Red & Yellow Everywhere
First, you will find that green becomes vibrant red/pink and red becomes vibrant yellow. In every image I captured, that had green grass or other plants in it, the greens came out reddish pink. Any red subjects became very vibrant yellow. And the scenes with skies or large bodies of water in them reproduced them almost accurately.

As you can see in this pop up window, the green lily pads are reddish pink but the murky water looks pretty much as it did. And in the second image of this pop up window you will notice that the red flowers reproduce as vivid yellow, their leaves deep magenta, yet the sky still remains blue.

Again we see in the third image of this window that the red handle becomes bright yellow and the grass becomes magenta. Although the brightness is not quite like in the other scenes since this image was taken on an overcast day during a light rain shower.

That brings up the second characteristic that you can somewhat predict of Ektachrome Infrared film. That being its flat reproduction of mostly cool scenes on overcast days. Indeed I strongly suggest that you shoot this film on a fairly bright day to get maximum color in your results.
Cool Color = Flat Image
Shooting Ektachrome Infrared film can sometimes be a bit disappointing.

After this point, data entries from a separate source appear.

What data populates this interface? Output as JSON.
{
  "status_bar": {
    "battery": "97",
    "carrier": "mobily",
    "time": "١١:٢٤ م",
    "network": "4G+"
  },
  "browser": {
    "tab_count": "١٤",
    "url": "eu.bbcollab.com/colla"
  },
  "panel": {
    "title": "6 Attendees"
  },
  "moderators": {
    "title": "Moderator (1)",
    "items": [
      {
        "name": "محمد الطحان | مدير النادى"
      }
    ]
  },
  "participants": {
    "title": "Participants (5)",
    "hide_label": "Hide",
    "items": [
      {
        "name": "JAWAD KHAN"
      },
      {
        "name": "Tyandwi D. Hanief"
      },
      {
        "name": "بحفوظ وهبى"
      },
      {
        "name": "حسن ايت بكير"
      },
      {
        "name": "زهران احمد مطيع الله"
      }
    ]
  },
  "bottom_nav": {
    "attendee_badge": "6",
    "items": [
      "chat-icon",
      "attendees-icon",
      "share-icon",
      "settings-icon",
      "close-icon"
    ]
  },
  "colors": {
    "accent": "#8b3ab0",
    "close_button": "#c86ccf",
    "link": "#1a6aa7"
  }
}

Such as in this pop up window, you see the coolness of the steel flange and rusted bolts is reproduced in an even colder image.

After viewing the results from the predominately cold subjects, I would suggest that you shoot through an orange filter or even experiment with other colored filters.

The waterfall scene in the second image of this window is also very cold and blue. The exposure was at 1/30th of a second, but in the third image of this window of the same scene, you see some difference and slight red touches in the exposure at 1/500th of a second. This leads me to believe that a faster shutter speed may yield better results. At least it does so in scenes that are of mostly cool colored objects.

We can see that cool surfaces such as steel, running water, and concrete are not worth wasting this film on. But on the other hand, the scenic shots with plenty of greenery in them are radically fantastic. But my curiosity had me try out some macro shots in the available light studio.

The puzzle shown in this pop up window has a light pastel blue base and frame, the numbers 13,14 & 15 are pink. The numbers 1,2,3 and 4 are lime green while the numbers 9 thru 10 are yellow. You can see for yourself that none of the colors were reproduced in any sort of appealing color.

The car shown in the second image of this window is a pale yellow in color. The image came out very flat overall and also not having any unique qualities much like the puzzle. In fact, all of the natural ambient light studio images were too cool and blue.
The Verdict
Not only will the price keep many photographers from shooting a roll of Kodak Ektachrome Infrared film, the short range of subject matter will also play a role in its successful results. But when you do get brave enough to expose a roll, and you choose to capture scenes with lots of greens and reds, you will love the colorful results.

With just a slight bit of adjustment in Photoshop you can fine tune the images to perfection. Such as in this pop up window where I removed just a pinch of the red cast to clean up the color of the water to it's natural state.

Try out a roll and be ready for the unexpected.